Wer aus seinem Plattenschrank eine der alten Vinylplatten hervorkramt und auf den Schallplattenspieler legt, den überfällt meist schon so etwas wie eine nostalgische Stimmung. Das glänzende schwarze Vinyl und die unvermeidlichen Nebengeräusche, das leichte Kratzen durch winzige Staubpartikel, die sich in den Rillen festgesetzt haben, ist schon fast in Vergessenheit geraten. Dabei ist diese Form der Schallplatte nicht die älteste, die man finden kann. Lange bevor Vinyl als Material zur Herstellung von Tonträgern verwendet wurde, gab es schon Schallplatten, die auf den alten Grammofonen abgespielt werden konnten.

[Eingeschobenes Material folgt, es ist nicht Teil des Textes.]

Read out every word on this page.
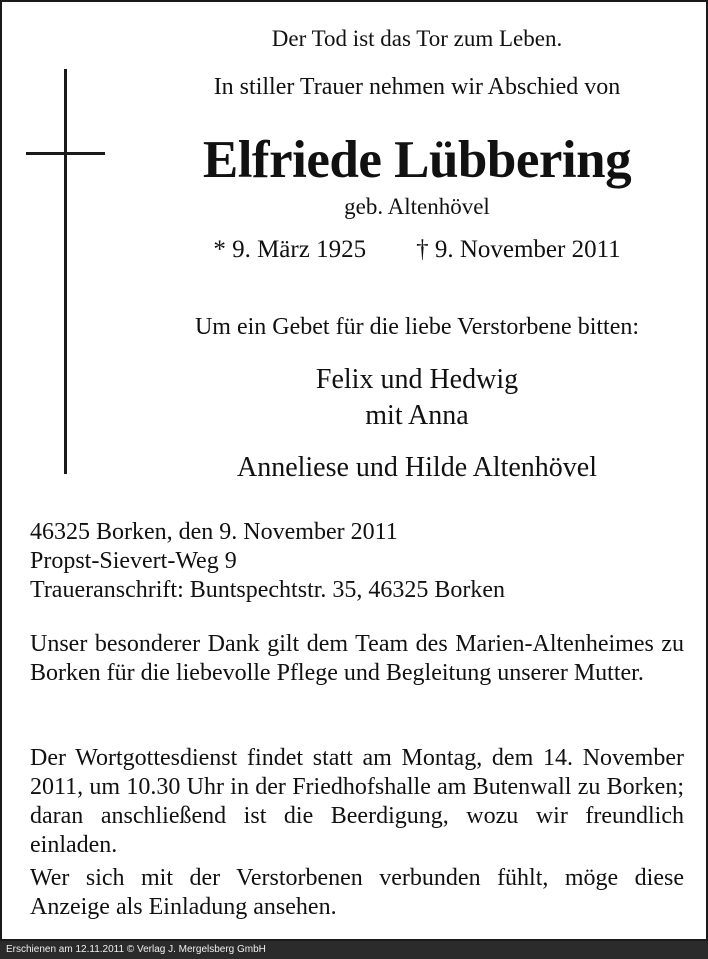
Der Tod ist das Tor zum Leben.
In stiller Trauer nehmen wir Abschied von
Elfriede Lübbering
geb. Altenhövel
* 9. März 1925 † 9. November 2011
Um ein Gebet für die liebe Verstorbene bitten:
Felix und Hedwig
mit Anna
Anneliese und Hilde Altenhövel
46325 Borken, den 9. November 2011
Propst-Sievert-Weg 9
Traueranschrift: Buntspechtstr. 35, 46325 Borken
Unser besonderer Dank gilt dem Team des Marien-Altenheimes zu Borken für die liebevolle Pflege und Begleitung unserer Mutter.
Der Wortgottesdienst findet statt am Montag, dem 14. November 2011, um 10.30 Uhr in der Friedhofshalle am Butenwall zu Borken; daran anschließend ist die Beerdigung, wozu wir freundlich einladen.
Wer sich mit der Verstorbenen verbunden fühlt, möge diese Anzeige als Einladung ansehen.
Erschienen am 12.11.2011 © Verlag J. Mergelsberg GmbH
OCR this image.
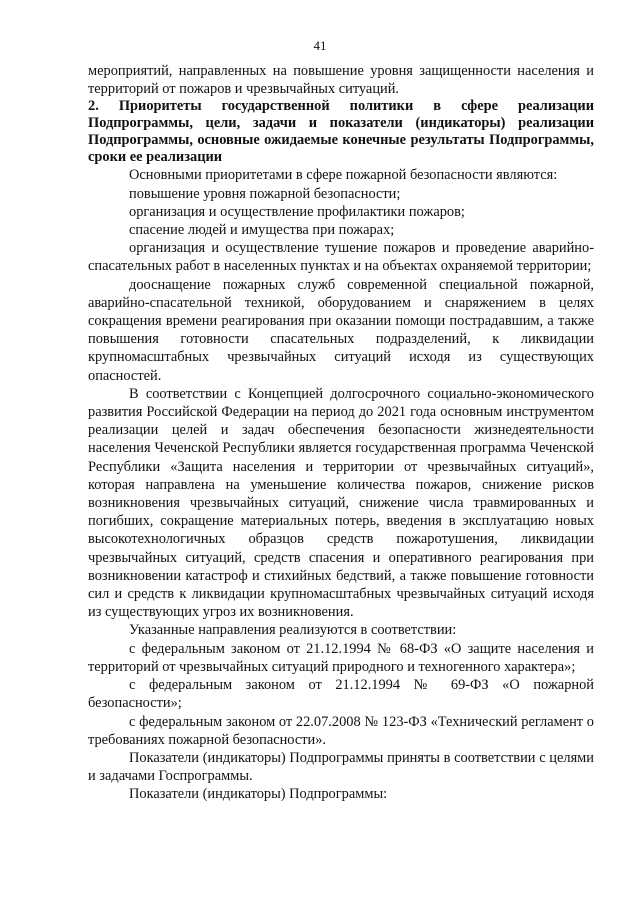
41

мероприятий, направленных на повышение уровня защищенности населения и территорий от пожаров и чрезвычайных ситуаций.

2. Приоритеты государственной политики в сфере реализации Подпрограммы, цели, задачи и показатели (индикаторы) реализации Подпрограммы, основные ожидаемые конечные результаты Подпрограммы, сроки ее реализации

Основными приоритетами в сфере пожарной безопасности являются:

повышение уровня пожарной безопасности;

организация и осуществление профилактики пожаров;

спасение людей и имущества при пожарах;

организация и осуществление тушение пожаров и проведение аварийно-спасательных работ в населенных пунктах и на объектах охраняемой территории;

дооснащение пожарных служб современной специальной пожарной, аварийно-спасательной техникой, оборудованием и снаряжением в целях сокращения времени реагирования при оказании помощи пострадавшим, а также повышения готовности спасательных подразделений, к ликвидации крупномасштабных чрезвычайных ситуаций исходя из существующих опасностей.

В соответствии с Концепцией долгосрочного социально-экономического развития Российской Федерации на период до 2021 года основным инструментом реализации целей и задач обеспечения безопасности жизнедеятельности населения Чеченской Республики является государственная программа Чеченской Республики «Защита населения и территории от чрезвычайных ситуаций», которая направлена на уменьшение количества пожаров, снижение рисков возникновения чрезвычайных ситуаций, снижение числа травмированных и погибших, сокращение материальных потерь, введения в эксплуатацию новых высокотехнологичных образцов средств пожаротушения, ликвидации чрезвычайных ситуаций, средств спасения и оперативного реагирования при возникновении катастроф и стихийных бедствий, а также повышение готовности сил и средств к ликвидации крупномасштабных чрезвычайных ситуаций исходя из существующих угроз их возникновения.

Указанные направления реализуются в соответствии:

с федеральным законом от 21.12.1994 № 68-ФЗ «О защите населения и территорий от чрезвычайных ситуаций природного и техногенного характера»;

с федеральным законом от 21.12.1994 № 69-ФЗ «О пожарной безопасности»;

с федеральным законом от 22.07.2008 № 123-ФЗ «Технический регламент о требованиях пожарной безопасности».

Показатели (индикаторы) Подпрограммы приняты в соответствии с целями и задачами Госпрограммы.

Показатели (индикаторы) Подпрограммы:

Bereits Ende des 19. Jahrhunderts gab es Schallplatten aus Hartgummi. Um die Haltbarkeit zu erhöhen, wurden sie mit einer Pressmasse aus Schellack versehen. Alte Schallplatten aus Schellack mussten mit 78 Umdrehungen abgespielt werden und waren natürlich zerbrechlich. Heute gelten sie als Rarität und sind teilweise teure Sammlerstücke geworden. Vinylschallplatten wurden im Jahr 1948 eingeführt. Hier konnte die Umdrehungszahl von 78 auf 45 für Singles und 33 Umdrehungen für Langspielplatten reduziert werden. Die Abspielgeräte wurden auf die veränderten Bedingungen angepasst. Heute gibt es kaum noch Plattenspieler, mit denen man auch die alten Schellackplatten abspielen könnte.